Also to correct a false statement in an earlier post; Service Dogs are prescribed by a therapist and can be registered with many agencies but they are not 'certified'.*note the word registered, certified applies to therapy dogs*
Operation Wolfhound follows IAADP public access testing standards and only provides dogs to veterans with a valid prescription for the dog and after a screening process involving the veteran's therapist. Technically, any dog prescribed to a person that performs one or more specialized and medically assistive tasks is a service dog under ADA law. There is not and never has been a 'certification' agency. There are organizations like the ADI and the IAADP that work to set high standards for service dog behavior in order that the rights of people with service dogs will not be limited because of 'bad apples'.
I urge those interested in the matter to educate themselves on the actual laws pertaining to the matter. It is always better to state an opinion when one has the actual facts.
This is Alicia Miller of Operation Wolfhound.
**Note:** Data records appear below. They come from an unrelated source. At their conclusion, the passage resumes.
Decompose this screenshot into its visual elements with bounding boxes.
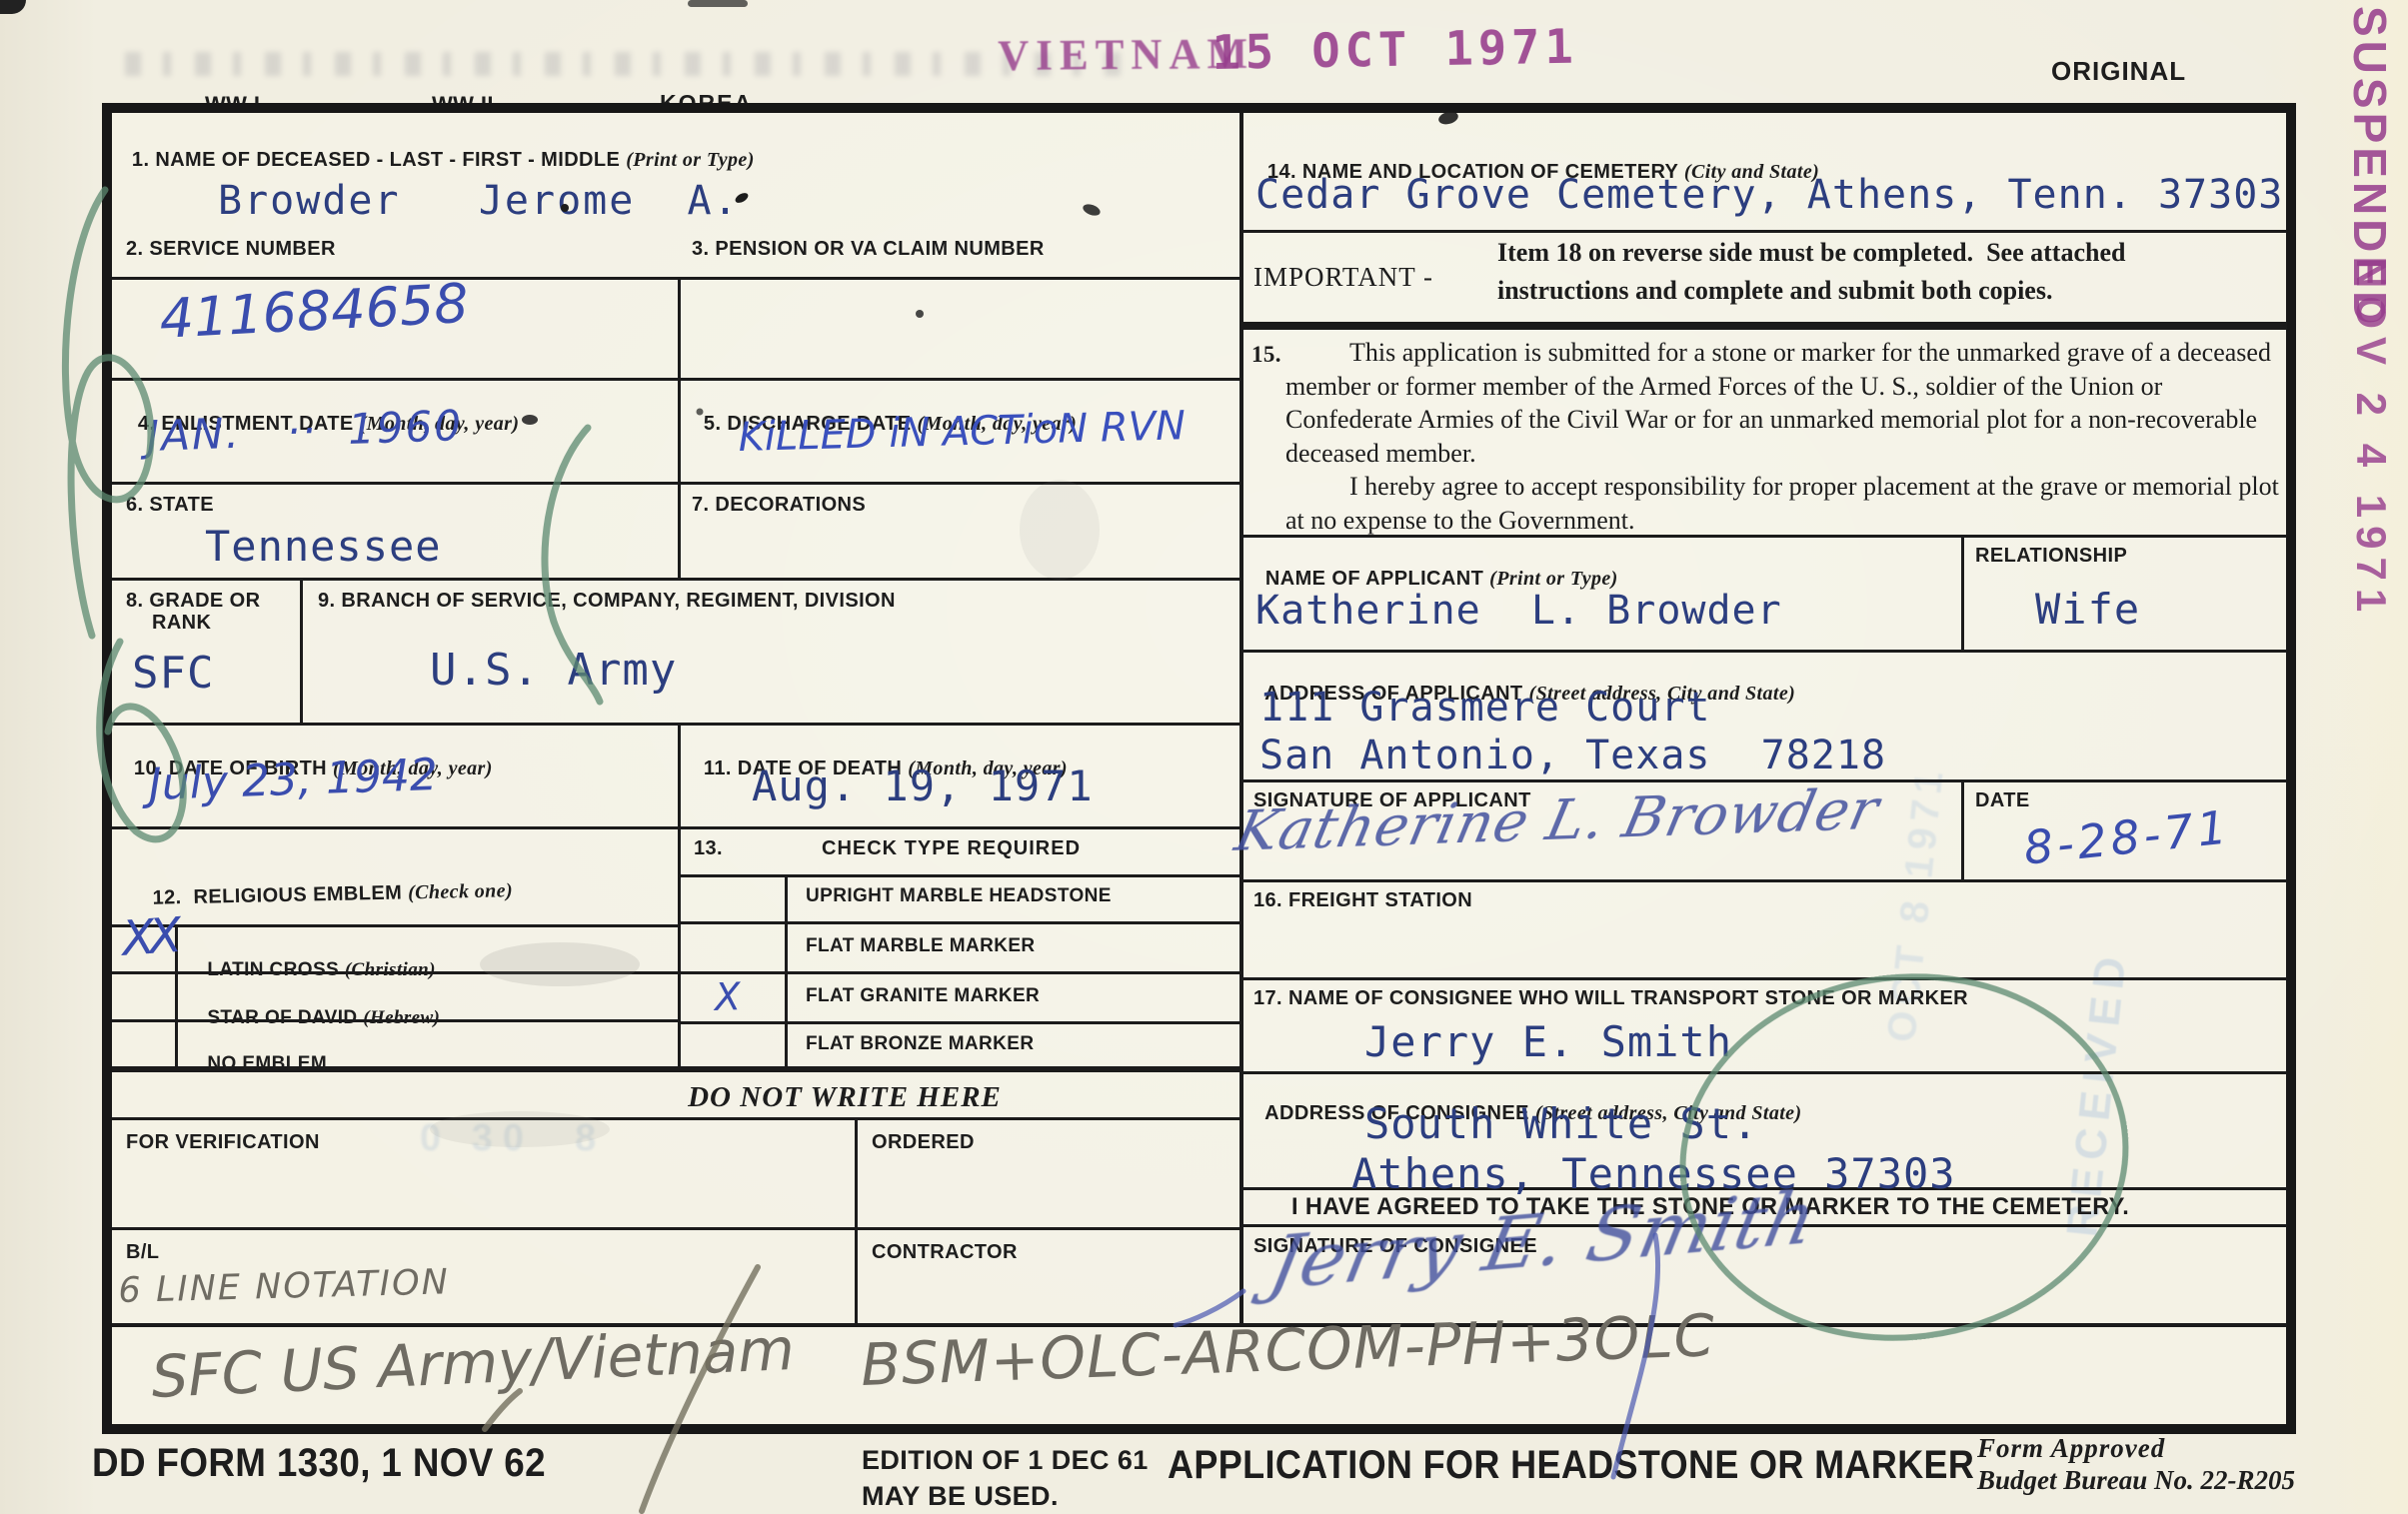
scan-artifact (688, 0, 748, 7)
grid-line (112, 277, 1239, 280)
bl-label: B/L (126, 1241, 159, 1264)
emblem-row-no-emblem: NO EMBLEM (196, 1031, 327, 1075)
field1-paren: (Print or Type) (626, 149, 755, 171)
grid-line-thick (1239, 322, 2287, 330)
consignee-address-line1: South White St. (1364, 1099, 1758, 1148)
field12-number: 12. (152, 886, 181, 909)
do-not-write-here-title: DO NOT WRITE HERE (688, 1081, 1002, 1114)
grid-line (678, 874, 1239, 877)
applicant-address-line1: 111 Grasmere Court (1259, 685, 1710, 731)
applicant-address-line2: San Antonio, Texas 78218 (1259, 733, 1886, 778)
field7-label: 7. DECORATIONS (692, 494, 866, 517)
applicant-name-value: Katherine L. Browder (1255, 588, 1782, 634)
relationship-value: Wife (2035, 585, 2140, 634)
scanned-form-page: { "header": { "war_labels": ["WW I", "WW… (0, 0, 2408, 1514)
grid-line (112, 378, 1239, 381)
field9-label: 9. BRANCH OF SERVICE, COMPANY, REGIMENT,… (318, 590, 896, 613)
field15-number: 15. (1251, 342, 1281, 368)
field8-value: SFC (132, 648, 214, 699)
grid-line (112, 482, 1239, 485)
grid-line (678, 921, 1239, 924)
field10-value-handwritten: July 23, 1942 (148, 750, 439, 810)
field17-label: 17. NAME OF CONSIGNEE WHO WILL TRANSPORT… (1253, 987, 1968, 1010)
for-verification-label: FOR VERIFICATION (126, 1131, 320, 1154)
footer-form-number: DD FORM 1330, 1 NOV 62 (92, 1441, 546, 1486)
grid-line (1239, 113, 1243, 1326)
emblem-star-paren: (Hebrew) (363, 1007, 440, 1028)
grid-line (112, 1227, 1239, 1230)
grid-line (1961, 535, 1964, 653)
important-line2: instructions and complete and submit bot… (1497, 276, 2052, 306)
grid-line (1239, 879, 2287, 882)
field13-label: CHECK TYPE REQUIRED (822, 837, 1081, 860)
ordered-label: ORDERED (872, 1131, 975, 1154)
grid-line (112, 924, 678, 927)
field6-value: Tennessee (205, 522, 442, 571)
grid-line (785, 874, 788, 1069)
field1-value: Browder Jerome A. (218, 178, 740, 224)
grid-line (678, 277, 681, 581)
grid-line (112, 826, 1239, 829)
emblem-latin-cross-paren: (Christian) (345, 959, 436, 980)
field15-paragraph1: This application is submitted for a ston… (1285, 336, 2281, 470)
emblem-latin-cross-mark: XX (120, 907, 178, 967)
field1-label: 1. NAME OF DECEASED - LAST - FIRST - MID… (120, 126, 755, 172)
emblem-row-latin-cross: LATIN CROSS (Christian) (196, 937, 436, 981)
grid-line (678, 1021, 1239, 1024)
important-label: IMPORTANT - (1253, 262, 1433, 293)
field15-text: This application is submitted for a ston… (1285, 336, 2281, 537)
field8-label2: RANK (152, 612, 211, 635)
grid-line (678, 971, 1239, 974)
ink-bleed-through (125, 52, 1125, 76)
date-received-stamp: 15 OCT 1971 (1211, 20, 1578, 81)
grid-line (1239, 650, 2287, 653)
applicant-name-label: NAME OF APPLICANT (Print or Type) (1253, 545, 1618, 591)
field13-number: 13. (694, 837, 723, 860)
field12-label: 12. RELIGIOUS EMBLEM (Check one) (140, 856, 513, 910)
checktype-row-flat-granite: FLAT GRANITE MARKER (806, 985, 1040, 1007)
field6-label: 6. STATE (126, 494, 214, 517)
grid-line (855, 1117, 858, 1326)
contractor-label: CONTRACTOR (872, 1241, 1018, 1264)
field14-value: Cedar Grove Cemetery, Athens, Tenn. 3730… (1255, 172, 2283, 218)
checktype-row-flat-bronze: FLAT BRONZE MARKER (806, 1033, 1035, 1055)
grid-line (1239, 977, 2287, 980)
checktype-flat-granite-mark: X (714, 974, 742, 1019)
footer-edition-line1: EDITION OF 1 DEC 61 (862, 1445, 1149, 1476)
footer-edition-line2: MAY BE USED. (862, 1481, 1059, 1512)
grid-line (112, 1117, 1239, 1120)
field12-label-text: RELIGIOUS EMBLEM (181, 881, 408, 908)
original-label: ORIGINAL (2051, 56, 2186, 87)
field8-label: 8. GRADE OR (126, 590, 260, 613)
field12-paren: (Check one) (408, 879, 513, 903)
field1-label-text: 1. NAME OF DECEASED - LAST - FIRST - MID… (132, 149, 626, 171)
emblem-none-label: NO EMBLEM (207, 1053, 327, 1074)
emblem-star-label: STAR OF DAVID (207, 1007, 363, 1028)
field3-label: 3. PENSION OR VA CLAIM NUMBER (692, 238, 1045, 261)
field15-paragraph2: I hereby agree to accept responsibility … (1285, 470, 2281, 537)
grid-line (112, 723, 1239, 726)
footer-title: APPLICATION FOR HEADSTONE OR MARKER (1168, 1443, 1974, 1488)
checktype-row-flat-marble: FLAT MARBLE MARKER (806, 935, 1036, 957)
grid-line (300, 578, 303, 726)
field11-value: Aug. 19, 1971 (752, 761, 1094, 810)
footer-approved-line2: Budget Bureau No. 22-R205 (1977, 1465, 2295, 1496)
checktype-row-upright-marble: UPRIGHT MARBLE HEADSTONE (806, 885, 1112, 907)
grid-line (678, 723, 681, 1069)
grid-line (1239, 230, 2287, 233)
applicant-name-paren: (Print or Type) (1489, 568, 1618, 590)
field9-value: U.S. Army (430, 645, 677, 696)
field2-label: 2. SERVICE NUMBER (126, 238, 336, 261)
grid-line (112, 578, 1239, 581)
applicant-name-label-text: NAME OF APPLICANT (1265, 568, 1489, 590)
grid-line (1239, 1071, 2287, 1074)
footer-approved-line1: Form Approved (1977, 1433, 2165, 1464)
grid-line (1961, 779, 1964, 882)
important-line1: Item 18 on reverse side must be complete… (1497, 238, 2125, 268)
relationship-label: RELATIONSHIP (1975, 545, 2127, 568)
field17-value: Jerry E. Smith (1364, 1017, 1732, 1066)
emblem-row-star-of-david: STAR OF DAVID (Hebrew) (196, 985, 440, 1029)
suspended-date-stamp: NOV 2 4 1971 (2347, 258, 2395, 620)
scan-artifact (0, 0, 26, 14)
emblem-latin-cross-label: LATIN CROSS (207, 959, 344, 980)
date-label: DATE (1975, 789, 2030, 812)
field16-label: 16. FREIGHT STATION (1253, 889, 1472, 912)
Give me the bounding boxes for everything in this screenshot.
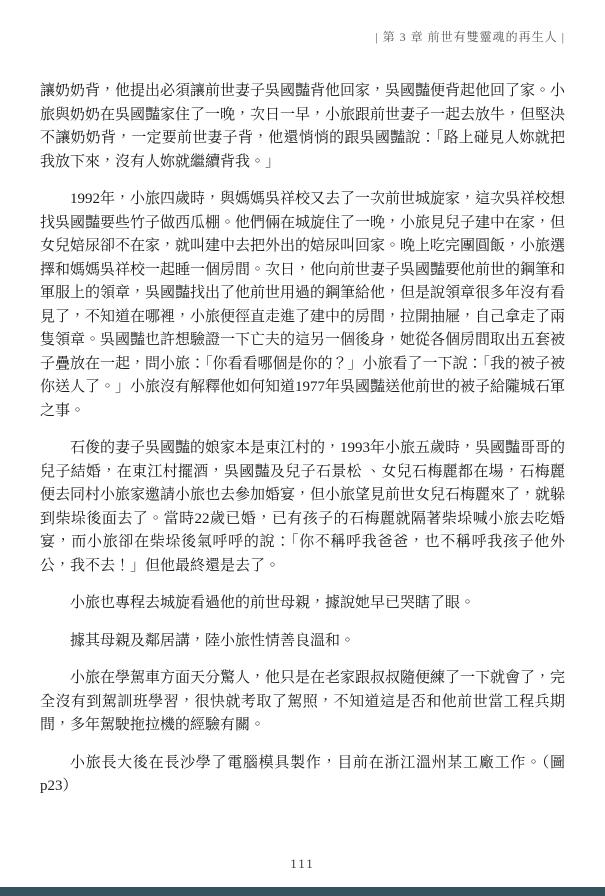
body-paragraph: 小旅也專程去城旋看過他的前世母親，據說她早已哭瞎了眼。 [40,592,565,616]
running-header: | 第 3 章 前世有雙靈魂的再生人 | [375,28,565,45]
body-text-block: 讓奶奶背，他提出必須讓前世妻子吳國豔背他回家，吳國豔便背起他回了家。小旅與奶奶在… [40,80,565,813]
body-paragraph: 讓奶奶背，他提出必須讓前世妻子吳國豔背他回家，吳國豔便背起他回了家。小旅與奶奶在… [40,80,565,174]
body-paragraph: 據其母親及鄰居講，陸小旅性情善良溫和。 [40,630,565,654]
body-paragraph: 1992年，小旅四歲時，與媽媽吳祥校又去了一次前世城旋家，這次吳祥校想找吳國豔要… [40,188,565,423]
bottom-bar [0,887,605,896]
body-paragraph: 小旅在學駕車方面天分驚人，他只是在老家跟叔叔隨便練了一下就會了，完全沒有到駕訓班… [40,667,565,738]
page-number: 111 [0,856,605,872]
book-page: | 第 3 章 前世有雙靈魂的再生人 | 讓奶奶背，他提出必須讓前世妻子吳國豔背… [0,0,605,896]
body-paragraph: 小旅長大後在長沙學了電腦模具製作，目前在浙江溫州某工廠工作。（圖p23） [40,752,565,799]
body-paragraph: 石俊的妻子吳國豔的娘家本是東江村的，1993年小旅五歲時，吳國豔哥哥的兒子結婚，… [40,437,565,578]
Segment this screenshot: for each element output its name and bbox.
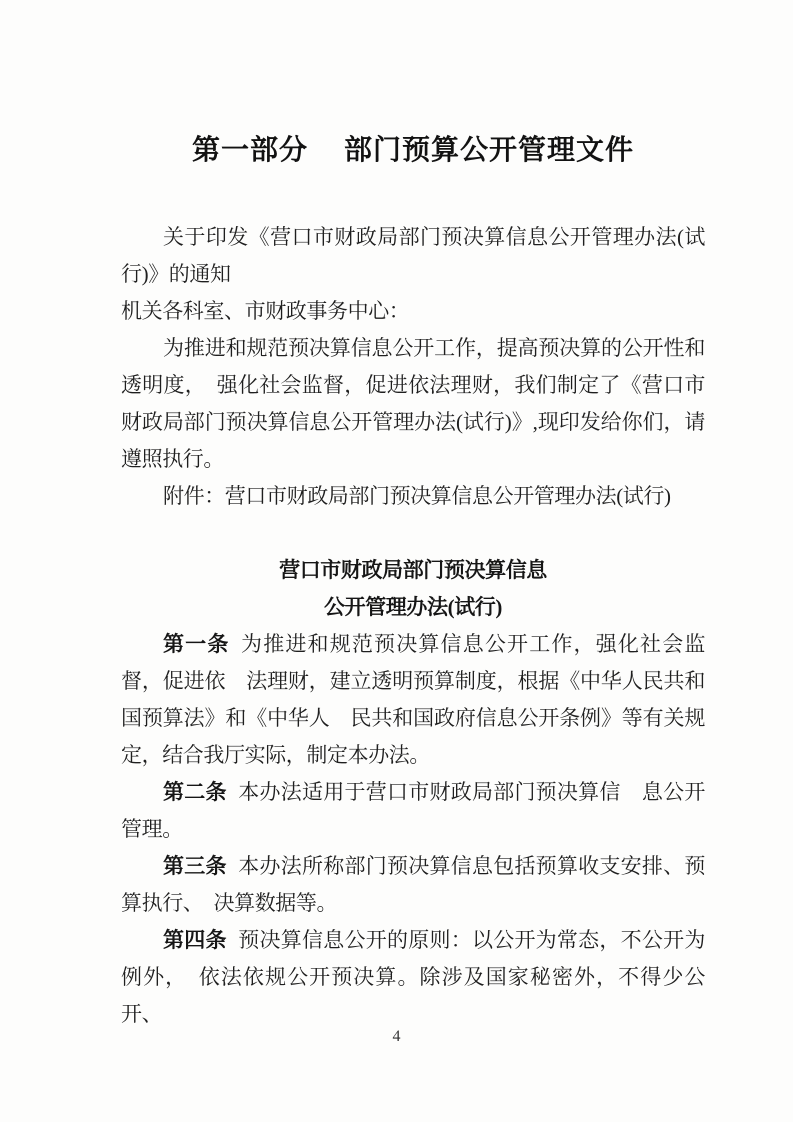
article-4: 第四条预决算信息公开的原则：以公开为常态，不公开为例外， 依法依规公开预决算。除… (121, 922, 705, 1033)
document-body: 关于印发《营口市财政局部门预决算信息公开管理办法(试行)》的通知 机关各科室、市… (121, 219, 705, 1033)
article-3: 第三条本办法所称部门预决算信息包括预算收支安排、预算执行、 决算数据等。 (121, 848, 705, 922)
page-number: 4 (0, 1028, 793, 1046)
measures-title-line2: 公开管理办法(试行) (121, 589, 705, 626)
article-1-label: 第一条 (163, 632, 230, 656)
article-3-label: 第三条 (163, 854, 227, 878)
notice-title: 关于印发《营口市财政局部门预决算信息公开管理办法(试行)》的通知 (121, 219, 705, 293)
article-2: 第二条本办法适用于营口市财政局部门预决算信 息公开管理。 (121, 774, 705, 848)
notice-body-paragraph: 为推进和规范预决算信息公开工作，提高预决算的公开性和透明度， 强化社会监督，促进… (121, 330, 705, 478)
scanned-document-page: 第一部分部门预算公开管理文件 关于印发《营口市财政局部门预决算信息公开管理办法(… (0, 0, 793, 1122)
notice-salutation: 机关各科室、市财政事务中心： (121, 293, 705, 330)
part-title-text: 部门预算公开管理文件 (344, 134, 634, 165)
notice-attachment: 附件：营口市财政局部门预决算信息公开管理办法(试行) (121, 478, 705, 515)
article-4-label: 第四条 (163, 928, 227, 952)
part-title: 第一部分部门预算公开管理文件 (121, 130, 705, 170)
article-2-label: 第二条 (163, 780, 227, 804)
article-1: 第一条为推进和规范预决算信息公开工作，强化社会监督，促进依 法理财，建立透明预算… (121, 626, 705, 774)
part-title-number: 第一部分 (192, 134, 308, 165)
measures-title: 营口市财政局部门预决算信息 公开管理办法(试行) (121, 552, 705, 626)
measures-title-line1: 营口市财政局部门预决算信息 (121, 552, 705, 589)
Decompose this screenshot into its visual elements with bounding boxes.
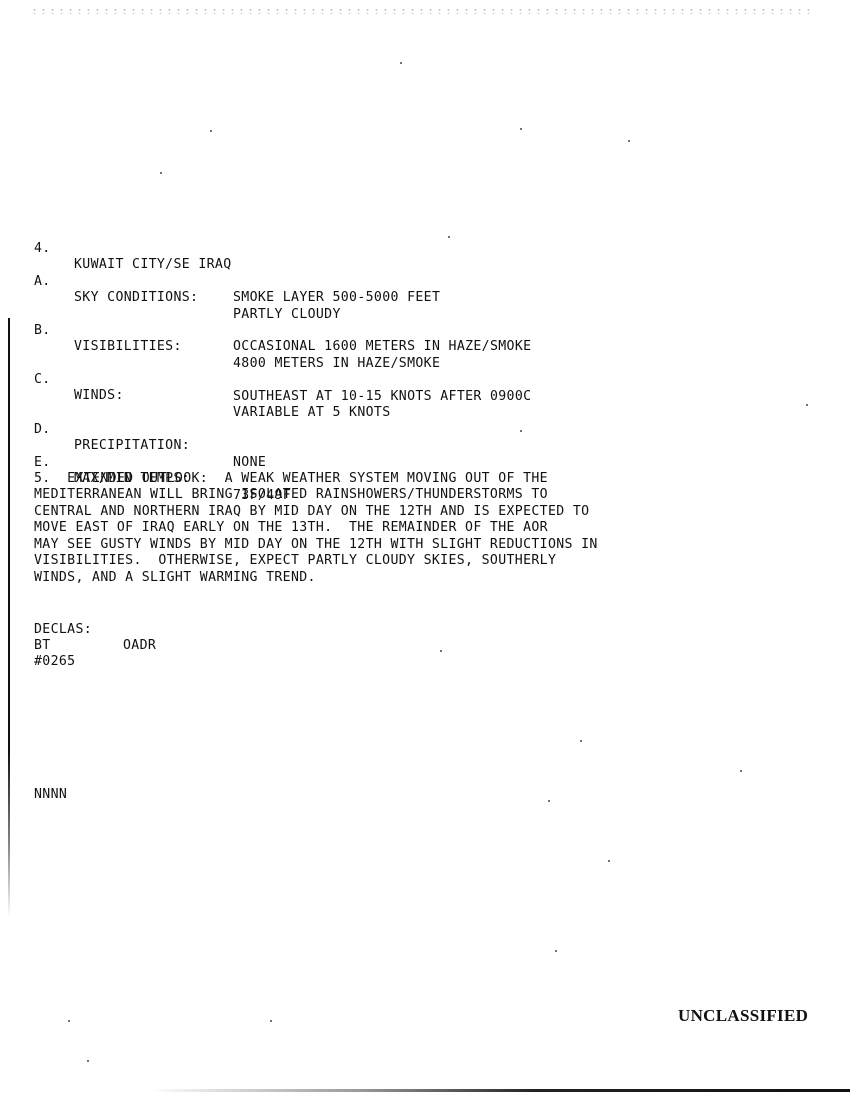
scan-noise	[30, 8, 810, 14]
declas-value: OADR	[123, 638, 156, 655]
bottom-scan-edge	[150, 1089, 850, 1092]
item-value: SOUTHEAST AT 10-15 KNOTS AFTER 0900C	[233, 389, 531, 406]
scan-speck	[520, 430, 522, 432]
item-value: SMOKE LAYER 500-5000 FEET	[233, 290, 440, 307]
break-marker: BT	[34, 638, 51, 655]
scan-speck	[580, 740, 582, 742]
outlook-line: 5. EXTENDED OUTLOOK: A WEAK WEATHER SYST…	[34, 471, 548, 488]
outlook-line: MEDITERRANEAN WILL BRING ISOLATED RAINSH…	[34, 487, 548, 504]
scan-speck	[440, 650, 442, 652]
scan-speck	[555, 950, 557, 952]
scan-speck	[806, 404, 808, 406]
scan-speck	[608, 860, 610, 862]
scan-speck	[68, 1020, 70, 1022]
item-letter: D.	[34, 422, 51, 439]
item-value: OCCASIONAL 1600 METERS IN HAZE/SMOKE	[233, 339, 531, 356]
scan-speck	[740, 770, 742, 772]
classification-marking: UNCLASSIFIED	[678, 1006, 808, 1026]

For those who wrote us directly asking why Mac had a prong collar before assuming we normally use such devices or that we were not trained in their use thank you for taking the time to discover the facts before voicing your opinion.
Mac is the only time Operation Wolfhound has used a prong collar and for a very specific reason. Both Mac's foster and Jill have physical issues with their arms and wrists. Jill is going to be having surgery soon on her wrist and Mac's foster has arms that have already been operated on. Because of this neither person can physically pull on the leash to a degree that Mac notices with a slip collar. When Mac was working with trainers without physical disabilities in their arms, he worked well on a slip collar but when he was working with people with disabled arms, he just didn't notice the cues. The prong collar is only there so Mac notices the leash cues from people with physical challenges.
Prong collars are cruel when misused, but then so are slip collars. Slip collars when yanked on or even with a dog just constantly leaning into it can cause long term damage to a dog's neck musculature. The key is not in the training aid, but in its proper use. When people have physical challenges that make them have a very light hand on the leash it is a useful tool to let the dog at least feel the light cues and prevent potentially crippling damage to the disabled persons arm and wrist caused if a dog gets distracted.
I would also like to point out that even if someone has rescued animals for years, that does not make them a qualified dog trainer or behaviorist. Operation Wolfhound has people with decades of experience in training and rehabilitating dogs. We do not use cruel methods, in fact our entire training program is based on Play Training which is all positive reenforcement. A dog fearful of pain, especially a sighthound will not be a good service dog. These dogs work because of the rewards of love and petting a constantly attentive partner showers on them.